一方、同じく厚生労働省年金局が実施した「令和5年国民年金被保険者実態調査」では、国民年金第1号被保険者の保険料納付状況が公表されています。これによると、学生の保険料納付状況については、学生納付特例者が58.2%で、納付者は30.5%です。
6割近い学生が納付特例を受ける反面、追納を選択する方の割合は1割以下と、多いとはいえないことが見て取れます。
60歳以降に「任意加入」することでも年金を満額に近づけることが可能
納付特例によって猶予された場合、国民年金の受給額を満額に近づける方法は追納だけに限らず、60歳以降に国民年金へ「任意加入」することでも増額が可能です。
また、日本年金機構によれば、納付猶予の承認を受けた期間の翌年度から起算して3年度目以降に追納した場合、当時の保険料額に、経過期間に応じた加算額が上乗せされますが、任意加入の場合には加算が適用されません。
そのため、現在追納していない方が将来、こちらを選択することも十分に考えられます。
老後の生活を考慮すると「任意加入」もひとつの選択
ここで、学生納付特例による猶予を受けた後、「何もしなかった場合」と「任意加入した場合」の年金受給額を比べてみましょう。
国民年金の受給額は、40年間の納付期間のうち実際に納付した月数に基づき、以下のように計算されます。

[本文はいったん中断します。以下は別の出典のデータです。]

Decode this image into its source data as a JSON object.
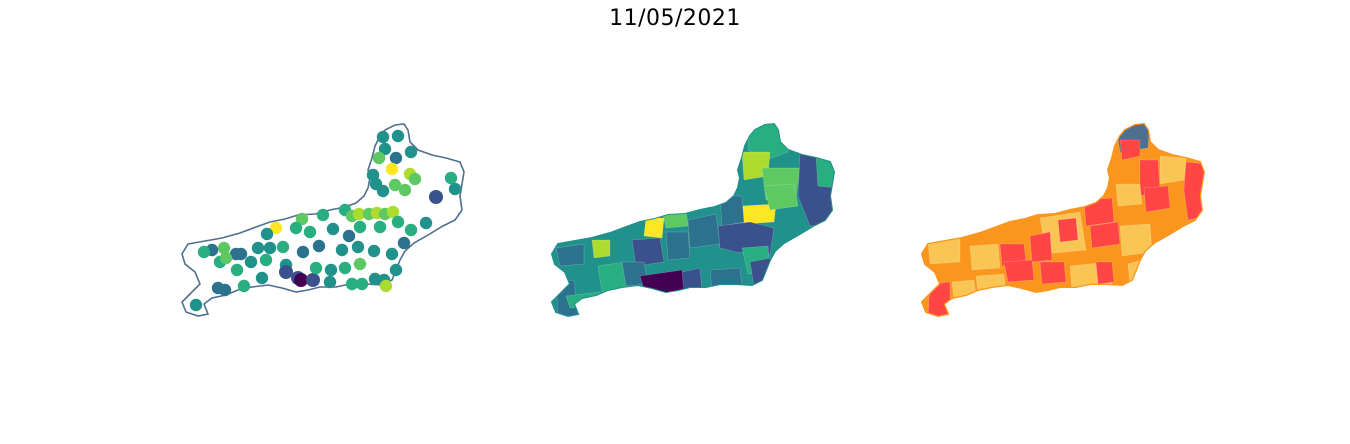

なお、以下の試算は目安となるもので、「保険料の一部/全額免除」などの制度は含めずに計算しています。
・年金受給額=83万1700円(令和7年度の満額の年金額)×(保険料納付済月数÷480ヶ月)
仮に2年間の学生納付特例を受け、その他の期間は全て保険料を納付し、「追納」「任意加入」のどちらもしない場合の年金額は以下のようになります。
・追納や任意加入しない場合
83万1700円×(480ヶ月-24ヶ月)÷480ヶ月=79万115円
満額受給と比べると、年間で「4万1585円」の差が発生することが分かります。一方で、日本年金機構によれば、令和7年度の国民年金保険料は1ヶ月あたり「1万7510円」です。

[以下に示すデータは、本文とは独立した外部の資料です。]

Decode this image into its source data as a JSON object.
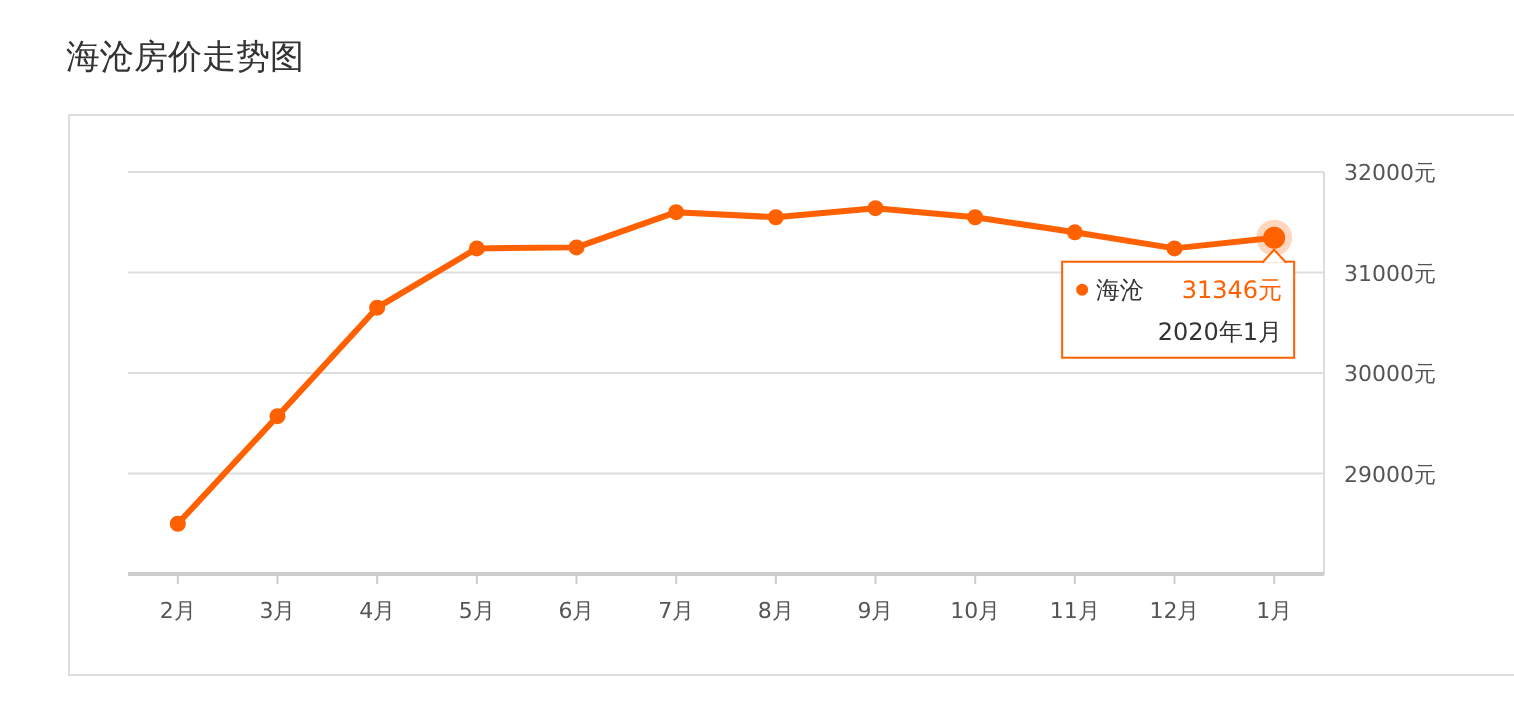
{
  "chart_data": {
    "type": "line",
    "title": "海沧房价走势图",
    "categories": [
      "2月",
      "3月",
      "4月",
      "5月",
      "6月",
      "7月",
      "8月",
      "9月",
      "10月",
      "11月",
      "12月",
      "1月"
    ],
    "series": [
      {
        "name": "海沧",
        "color": "#ff6000",
        "values": [
          28500,
          29570,
          30650,
          31240,
          31250,
          31600,
          31550,
          31640,
          31550,
          31400,
          31240,
          31346
        ],
        "value_labels": [
          null,
          null,
          null,
          null,
          null,
          null,
          null,
          null,
          null,
          null,
          null,
          "31346元"
        ]
      }
    ],
    "ylim": [
      28000,
      32000
    ],
    "yticks": [
      {
        "value": 29000,
        "label": "29000元"
      },
      {
        "value": 30000,
        "label": "30000元"
      },
      {
        "value": 31000,
        "label": "31000元"
      },
      {
        "value": 32000,
        "label": "32000元"
      }
    ],
    "grid": "y",
    "marker": "circle",
    "line_style": "solid",
    "annotations": [
      "2020年1月"
    ]
  }
}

これを基にした24ヶ月分の保険料は「42万240円」であり、仮にこの全額を任意加入で支払った場合、上記の差額から保険料の分を回収するために必要な期間を割り出すと、「約10年」となります。
つまり、65歳を受給開始年齢と想定した場合は「任意加入するとおよそ75歳ごろから損得が逆転し、以降は差額分の得をする可能性がある」という試算結果になりました。
もちろん、国民年金の支給額は個人の加入期間や免除分の支払い有無などによっても変わってきますので、一概には言えません。しかしながら、ある程度の健康寿命を考慮した場合、追納していない保険料を任意加入で補うことは、選択肢に入るのではないでしょうか。
まとめ
学生納付特例はあくまで保険料の猶予ですので、未納分を任意加入で補うことで、長い目で見た受給額のアップにつながる可能性があります。

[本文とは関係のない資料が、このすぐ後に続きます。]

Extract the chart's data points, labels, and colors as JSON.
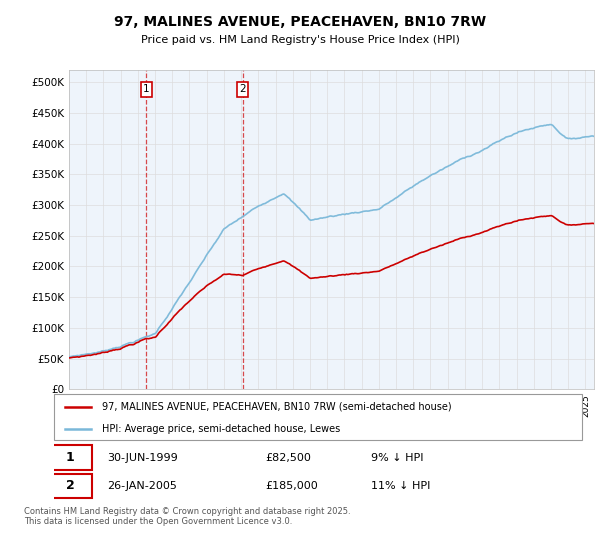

ただし、個別のケースを勘案して正確な試算結果を知りたい場合は、ご自身の納付状況を確認の上、ファイナンシャル・プランナーや社会保険労務士などの専門家に相談するのがよいかもしれません。
出典
厚生労働省年金局 第22回社会保障審議会年金部会 資料2 国民年金保険料の納付猶予制度について(2ページ)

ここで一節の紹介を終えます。